2 posts categorized "Genres"

November 02, 2016



Lars Von Trier has cast the always-terrific Matt Dillon in his 15th film "The House That Jack Built." Dillon will share leading man duties with Bruno Ganz. These two equally matched actors will film Von Trier's in Trollhättan, Sweden and Copenhagen, Denmark.

Von Trier describes the film as follows, "USA in the 1970s. We follow the highly intelligent Jack over a span of 12 years and are introduced to the murders that define Jack's development as a serial killer. We experience the story from Jack's point of view, while he postulates each murder is an artwork in itself. As the inevitable police intervention is drawing nearer, he is taking greater and greater risks in his attempt to create the ultimate artwork. Along the way we experience Jack's descriptions of his personal condition, problems and thoughts through a recurring conversation with the unknown Verge - a grotesque mixture of sophistry mixed with an almost childlike self-pity and psychopathic explanations. The House That Jack Built is a dark and sinister story, yet presented through a philosophical and occasional humorous tale."


Although unconfirmed, it seems likely that Ganz will play the serial killer, but it may very well be the younger Dillon who dons the mask of the '70s era psychopath. Jack the Ripper is getting some serious competition. 

June 20, 2016



Black comedy is one of the least mined of all film genres. Many audiences want nothing to do with its dark humor, which in most cases, is meant be disturbing if not disruptive. The codified genre makes visceral and intellectual demands that some viewers find themselves unwilling or unable to go along with. Taboo subjects involving all manner of murder and death frequently come into play. While there are exceptions to the rule (see “King of Comedy”), at least one death must occur (see “Dr. Strangelove”) to meet the transgressive demands of the genre. They don’t call it “Black” comedy without reason.

Monsieur Verdoux

It is a satirical form that arrived relatively late to cinema. Charlie Chaplin’s “Monsieur Verdoux” (1947) is one of the earliest, if not the first, filmic examples of Black Comedy. Robert Hamer’s “Kind Hearts and Coronets” (1949) followed just two years after Chaplin’s unpopular film. It’s telling that both films involve serial killers plying their trade for wealth, and social status.

More recent examples of Black Comedies include “Heathers” (1988), “The Cook, the Thief, His Wife & Her Lover” (1989), and “Starship Troopers” (1997).  

This revolutionary genre can be traced back to literary roots laid down by Jonathan Swift, whose scathing 18th century essays (especially “A Modest Proposal for Preventing the Children of Poor People From Being a Burthen to Their Parents or Country, and for Making Them Beneficial to the Publick”) shocked many readers to their core. Many people missed the joke. Swift’s keen sense of gallows humor resonates against the 18th century work of the Marquis de Sade, who took fetishistic glee in putting the reader inside the mind, and body, of victimizers on a mission to defile, humiliate, and ruin their captives (see “The 120 Days of Sodom“).
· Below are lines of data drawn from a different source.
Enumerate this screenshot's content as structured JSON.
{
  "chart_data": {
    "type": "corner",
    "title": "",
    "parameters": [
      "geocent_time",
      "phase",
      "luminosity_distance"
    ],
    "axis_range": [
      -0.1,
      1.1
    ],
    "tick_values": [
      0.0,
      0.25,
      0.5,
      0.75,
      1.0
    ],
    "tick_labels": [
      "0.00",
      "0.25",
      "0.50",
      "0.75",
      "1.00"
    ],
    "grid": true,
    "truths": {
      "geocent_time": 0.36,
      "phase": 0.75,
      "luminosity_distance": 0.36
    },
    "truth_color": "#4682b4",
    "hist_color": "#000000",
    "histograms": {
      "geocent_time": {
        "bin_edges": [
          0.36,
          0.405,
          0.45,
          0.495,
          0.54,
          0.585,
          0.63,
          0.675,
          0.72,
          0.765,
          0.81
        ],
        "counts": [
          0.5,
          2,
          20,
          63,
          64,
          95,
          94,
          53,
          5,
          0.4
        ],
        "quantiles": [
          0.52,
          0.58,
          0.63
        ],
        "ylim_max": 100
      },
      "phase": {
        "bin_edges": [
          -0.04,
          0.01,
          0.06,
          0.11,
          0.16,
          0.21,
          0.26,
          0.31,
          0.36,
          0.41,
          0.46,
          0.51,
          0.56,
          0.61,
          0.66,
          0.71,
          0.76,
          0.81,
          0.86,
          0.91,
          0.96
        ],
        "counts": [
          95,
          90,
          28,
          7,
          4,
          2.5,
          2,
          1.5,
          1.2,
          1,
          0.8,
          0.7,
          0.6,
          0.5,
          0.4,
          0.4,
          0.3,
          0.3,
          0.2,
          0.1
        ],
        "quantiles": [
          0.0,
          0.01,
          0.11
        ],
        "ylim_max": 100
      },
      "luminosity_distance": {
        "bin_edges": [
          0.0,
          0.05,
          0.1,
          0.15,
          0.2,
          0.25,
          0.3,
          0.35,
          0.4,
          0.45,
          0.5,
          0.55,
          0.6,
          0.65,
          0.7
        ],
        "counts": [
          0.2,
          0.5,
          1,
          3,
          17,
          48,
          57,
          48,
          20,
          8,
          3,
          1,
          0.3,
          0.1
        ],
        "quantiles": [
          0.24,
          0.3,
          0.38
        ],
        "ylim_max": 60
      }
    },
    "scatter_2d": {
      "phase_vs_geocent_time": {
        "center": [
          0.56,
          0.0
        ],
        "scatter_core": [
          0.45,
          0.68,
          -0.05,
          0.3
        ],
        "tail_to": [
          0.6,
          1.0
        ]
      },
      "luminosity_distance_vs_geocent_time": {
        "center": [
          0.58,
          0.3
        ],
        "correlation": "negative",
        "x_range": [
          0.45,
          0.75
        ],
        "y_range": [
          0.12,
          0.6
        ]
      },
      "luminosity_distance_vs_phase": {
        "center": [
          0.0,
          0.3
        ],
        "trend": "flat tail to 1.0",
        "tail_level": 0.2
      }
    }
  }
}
Modern authors, such as Vladimir Nabokov (“Lolita”), Joseph Heller (“Catch 22”), and Kurt Vonegut (“Slaughterhouse-Five”), used the darkly comedic form to stunning literary and popular success.

André Breton

The surrealist movement of the ‘20s and ‘30s contributed heartily to establishing an artistic perspective whose aim was to “resolve the previously contradictory conditions of dream and reality” in a revolutionary, anti-political (anarchistic) form in response to the horrors of World War I.

Andre Breton, the French writer and father of Surrealism (see his Surrealist Manifesto), contextualized black humor in his essential book “anthology of black humor” (originally published in 1940), in which Breton places side-by-side excerpts from such authors as Edgar Allan Poe, O. Henry, Franz Kafka, Marcel Duchamp, Salvador Dali, and Lewis Carroll.

Black comedy has an intrinsically secular aspect to it because it contextualizes horrific events or experiences in a comic way. This unconventional point of view necessarily insults all organized religion on fundamental grounds.

A death row prisoner, who discovers Jesus after a lifetime spent as an atheist, is the diametric opposite of one who chooses to adopt the personality of his guard as a way of mocking his doomed fate. Both are using their imaginations, but one is taking a much more active role in the part that he plays. Gallows humor is, if nothing else, the ultimate defense mechanism against all form of physical or psychological abuse.